Bayrak, ağız kokusunun çok rahatsız etmesi durumunda ise sahur ve iftardan sonra dış fırçalamanın yanı sıra sabah da diş fırçasıyla yutmamak koşuluyla suyla temizlenebileceğini anlattı.
Ramazanda diş sağlığı için tüketilmemesi gereken gıdalardan da bahseden Bayrak, "Hem diş hem de genel sağlık için şekerli gıdalardan kaçınmalıyız. Ramazanda iftar sonrasında tatlı yenir ama bu şekerli gıda tüketimini mümkünse askeri düzeyde tutmak, daha ziyade meyve ve sebze, lifli gıdalar tüketmek hem genel hem de ağız ve diş sağlığı için olumlu olacaktır." şeklinde konuştu.
İftarda ana yemek için fırınlama, buğulama veya haşlama teknikleri önerisi
Karabük Üniversitesi (KBÜ) Sağlık Bilimleri Fakültesi Beslenme ve Diyetetik Bölümü Araştırma Görevlisi Emel Aktaş, ramazanı rahat geçirmek için iftar ve sahuru planlarken sağlıklı beslenme kurallarına dikkat etmenin önemine değindi.

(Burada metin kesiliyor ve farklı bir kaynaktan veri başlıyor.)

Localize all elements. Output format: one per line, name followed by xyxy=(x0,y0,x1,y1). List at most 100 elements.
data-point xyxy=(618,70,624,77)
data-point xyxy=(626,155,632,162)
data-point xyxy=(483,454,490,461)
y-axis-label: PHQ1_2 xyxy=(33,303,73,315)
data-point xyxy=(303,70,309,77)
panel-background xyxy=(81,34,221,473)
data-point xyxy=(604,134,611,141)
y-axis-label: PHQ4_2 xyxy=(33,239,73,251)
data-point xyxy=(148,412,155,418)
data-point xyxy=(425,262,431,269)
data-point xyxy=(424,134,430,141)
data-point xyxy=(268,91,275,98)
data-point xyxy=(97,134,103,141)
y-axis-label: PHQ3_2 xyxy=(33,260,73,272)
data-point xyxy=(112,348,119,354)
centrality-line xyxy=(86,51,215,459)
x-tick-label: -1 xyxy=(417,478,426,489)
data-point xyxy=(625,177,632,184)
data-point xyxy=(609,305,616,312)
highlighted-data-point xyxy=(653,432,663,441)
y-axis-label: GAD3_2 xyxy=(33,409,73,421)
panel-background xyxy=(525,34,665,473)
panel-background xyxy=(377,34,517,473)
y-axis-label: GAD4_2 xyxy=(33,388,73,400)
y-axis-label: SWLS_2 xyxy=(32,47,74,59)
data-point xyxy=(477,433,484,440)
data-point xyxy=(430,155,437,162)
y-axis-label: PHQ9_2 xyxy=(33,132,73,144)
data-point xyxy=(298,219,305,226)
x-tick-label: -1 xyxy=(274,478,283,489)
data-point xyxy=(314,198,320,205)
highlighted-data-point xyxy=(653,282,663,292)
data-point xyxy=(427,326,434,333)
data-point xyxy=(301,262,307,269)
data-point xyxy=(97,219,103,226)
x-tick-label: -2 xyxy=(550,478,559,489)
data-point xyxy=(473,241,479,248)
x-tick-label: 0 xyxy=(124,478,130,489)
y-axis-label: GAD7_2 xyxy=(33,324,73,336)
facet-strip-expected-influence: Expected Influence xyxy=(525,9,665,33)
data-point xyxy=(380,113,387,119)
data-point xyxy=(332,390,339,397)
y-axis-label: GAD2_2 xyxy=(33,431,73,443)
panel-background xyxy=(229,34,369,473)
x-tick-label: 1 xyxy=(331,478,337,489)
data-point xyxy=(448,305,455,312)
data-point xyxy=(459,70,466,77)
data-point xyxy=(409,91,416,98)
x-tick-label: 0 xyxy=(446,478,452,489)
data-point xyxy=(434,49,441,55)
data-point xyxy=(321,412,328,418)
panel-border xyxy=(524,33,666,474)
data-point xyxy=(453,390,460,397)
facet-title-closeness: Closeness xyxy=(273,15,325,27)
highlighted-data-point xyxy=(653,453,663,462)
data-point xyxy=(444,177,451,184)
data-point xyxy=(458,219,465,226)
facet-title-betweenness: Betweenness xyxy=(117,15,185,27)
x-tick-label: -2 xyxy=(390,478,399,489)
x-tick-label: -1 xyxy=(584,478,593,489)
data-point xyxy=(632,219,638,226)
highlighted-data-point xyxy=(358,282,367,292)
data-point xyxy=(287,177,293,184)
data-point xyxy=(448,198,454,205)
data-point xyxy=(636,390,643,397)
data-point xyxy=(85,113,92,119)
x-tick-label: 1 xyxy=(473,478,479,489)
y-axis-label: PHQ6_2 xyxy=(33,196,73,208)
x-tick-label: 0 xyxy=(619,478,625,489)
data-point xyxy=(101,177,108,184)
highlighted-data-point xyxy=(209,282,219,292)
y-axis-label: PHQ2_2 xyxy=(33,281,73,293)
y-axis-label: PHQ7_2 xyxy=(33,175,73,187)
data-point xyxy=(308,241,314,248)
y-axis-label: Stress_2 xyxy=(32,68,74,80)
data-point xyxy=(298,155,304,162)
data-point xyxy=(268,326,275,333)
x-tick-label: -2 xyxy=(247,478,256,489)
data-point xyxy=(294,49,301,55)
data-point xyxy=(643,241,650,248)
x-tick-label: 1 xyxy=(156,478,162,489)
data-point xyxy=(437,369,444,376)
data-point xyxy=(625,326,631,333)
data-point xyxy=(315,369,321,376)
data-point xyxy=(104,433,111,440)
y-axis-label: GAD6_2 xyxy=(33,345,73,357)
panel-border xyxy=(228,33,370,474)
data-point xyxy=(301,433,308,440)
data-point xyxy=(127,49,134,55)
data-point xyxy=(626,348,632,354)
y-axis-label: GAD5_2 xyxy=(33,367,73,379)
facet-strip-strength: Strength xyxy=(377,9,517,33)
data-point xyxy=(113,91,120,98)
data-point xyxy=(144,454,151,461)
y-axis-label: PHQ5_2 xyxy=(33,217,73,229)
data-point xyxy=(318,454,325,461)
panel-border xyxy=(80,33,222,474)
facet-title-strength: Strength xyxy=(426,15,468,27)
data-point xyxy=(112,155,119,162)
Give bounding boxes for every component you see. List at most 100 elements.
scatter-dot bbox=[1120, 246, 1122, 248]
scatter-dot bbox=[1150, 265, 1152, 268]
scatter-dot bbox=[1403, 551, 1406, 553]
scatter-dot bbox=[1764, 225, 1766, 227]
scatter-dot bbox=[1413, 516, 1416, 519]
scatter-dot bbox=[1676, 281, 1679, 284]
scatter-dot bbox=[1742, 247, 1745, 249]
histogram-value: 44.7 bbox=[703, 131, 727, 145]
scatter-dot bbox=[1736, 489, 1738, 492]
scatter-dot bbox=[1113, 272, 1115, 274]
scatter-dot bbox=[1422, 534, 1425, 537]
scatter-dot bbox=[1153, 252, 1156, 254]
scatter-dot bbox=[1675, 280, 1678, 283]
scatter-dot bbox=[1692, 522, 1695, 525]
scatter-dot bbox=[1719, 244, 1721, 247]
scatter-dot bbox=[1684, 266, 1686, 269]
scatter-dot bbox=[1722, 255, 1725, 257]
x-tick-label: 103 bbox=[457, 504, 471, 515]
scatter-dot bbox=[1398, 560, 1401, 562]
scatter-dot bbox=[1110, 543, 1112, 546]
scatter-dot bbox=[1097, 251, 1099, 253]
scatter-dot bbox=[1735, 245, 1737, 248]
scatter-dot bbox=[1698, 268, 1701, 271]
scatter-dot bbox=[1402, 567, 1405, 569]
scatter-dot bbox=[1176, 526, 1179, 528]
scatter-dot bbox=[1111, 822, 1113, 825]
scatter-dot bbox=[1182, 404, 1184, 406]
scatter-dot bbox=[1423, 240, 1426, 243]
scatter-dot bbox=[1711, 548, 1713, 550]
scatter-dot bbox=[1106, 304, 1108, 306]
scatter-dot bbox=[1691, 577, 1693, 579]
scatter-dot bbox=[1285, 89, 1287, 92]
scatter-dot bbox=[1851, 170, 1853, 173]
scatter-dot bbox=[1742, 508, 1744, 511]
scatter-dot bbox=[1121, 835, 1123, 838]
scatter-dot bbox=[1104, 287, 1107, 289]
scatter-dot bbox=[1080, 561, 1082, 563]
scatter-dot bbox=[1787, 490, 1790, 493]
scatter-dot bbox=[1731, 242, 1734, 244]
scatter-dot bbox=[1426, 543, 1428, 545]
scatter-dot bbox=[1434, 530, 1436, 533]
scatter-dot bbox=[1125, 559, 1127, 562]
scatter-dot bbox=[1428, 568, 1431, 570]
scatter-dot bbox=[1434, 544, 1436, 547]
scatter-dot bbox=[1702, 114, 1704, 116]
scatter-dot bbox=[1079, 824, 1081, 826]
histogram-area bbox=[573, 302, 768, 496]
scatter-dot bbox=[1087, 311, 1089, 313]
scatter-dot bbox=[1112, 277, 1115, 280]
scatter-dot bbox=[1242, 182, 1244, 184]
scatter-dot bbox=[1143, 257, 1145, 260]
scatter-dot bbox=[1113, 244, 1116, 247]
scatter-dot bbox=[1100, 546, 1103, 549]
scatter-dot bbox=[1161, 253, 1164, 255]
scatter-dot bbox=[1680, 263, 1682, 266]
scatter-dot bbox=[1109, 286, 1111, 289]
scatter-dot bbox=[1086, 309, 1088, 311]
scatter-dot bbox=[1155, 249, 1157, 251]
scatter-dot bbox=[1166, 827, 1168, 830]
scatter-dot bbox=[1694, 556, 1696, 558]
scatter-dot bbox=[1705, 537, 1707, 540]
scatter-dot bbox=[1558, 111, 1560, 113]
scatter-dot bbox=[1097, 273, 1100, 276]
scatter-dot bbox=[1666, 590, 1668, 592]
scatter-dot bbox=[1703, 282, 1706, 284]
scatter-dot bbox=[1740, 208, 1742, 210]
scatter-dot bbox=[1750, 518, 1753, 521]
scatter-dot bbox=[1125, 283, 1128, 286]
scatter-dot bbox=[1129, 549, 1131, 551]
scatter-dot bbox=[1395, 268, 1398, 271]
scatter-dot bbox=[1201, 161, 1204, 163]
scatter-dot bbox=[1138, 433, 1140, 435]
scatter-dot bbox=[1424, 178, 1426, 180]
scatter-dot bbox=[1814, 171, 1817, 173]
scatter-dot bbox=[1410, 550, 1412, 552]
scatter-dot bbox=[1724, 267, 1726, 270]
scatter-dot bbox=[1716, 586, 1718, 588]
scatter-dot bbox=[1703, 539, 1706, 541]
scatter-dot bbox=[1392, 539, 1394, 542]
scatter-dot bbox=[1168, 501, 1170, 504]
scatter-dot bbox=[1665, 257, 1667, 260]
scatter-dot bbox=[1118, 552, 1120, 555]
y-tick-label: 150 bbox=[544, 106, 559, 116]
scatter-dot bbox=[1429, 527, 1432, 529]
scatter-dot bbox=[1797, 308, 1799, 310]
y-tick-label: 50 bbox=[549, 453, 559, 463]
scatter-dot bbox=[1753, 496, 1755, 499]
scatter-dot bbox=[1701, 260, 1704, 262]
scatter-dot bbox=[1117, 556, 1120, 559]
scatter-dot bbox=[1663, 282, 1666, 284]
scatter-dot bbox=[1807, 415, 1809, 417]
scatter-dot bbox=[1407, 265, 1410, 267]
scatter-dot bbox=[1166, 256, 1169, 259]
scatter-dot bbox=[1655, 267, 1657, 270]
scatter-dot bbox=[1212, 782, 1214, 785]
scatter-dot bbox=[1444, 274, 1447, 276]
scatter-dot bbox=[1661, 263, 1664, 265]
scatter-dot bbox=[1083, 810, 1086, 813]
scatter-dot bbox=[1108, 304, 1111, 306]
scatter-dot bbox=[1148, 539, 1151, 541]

Aktaş, bu iki ana öğün kısa aralıklarla yapıldığından sindirim sistemine binecek yükü azaltmak için beslenme planı ve besin seçiminin çok önemli olduğunu vurgulayarak, "Sahurda dikkat edilmesi gereken iki temel nokta var; tokluk hissini artırmak ve gece uykusuna devam etmeyi zorlaştırmamak. Bunun için de sahurda hafif kahvaltı veya az yağlı, az tuzlu çorba tüketimini öneriyoruz." diye konuştu.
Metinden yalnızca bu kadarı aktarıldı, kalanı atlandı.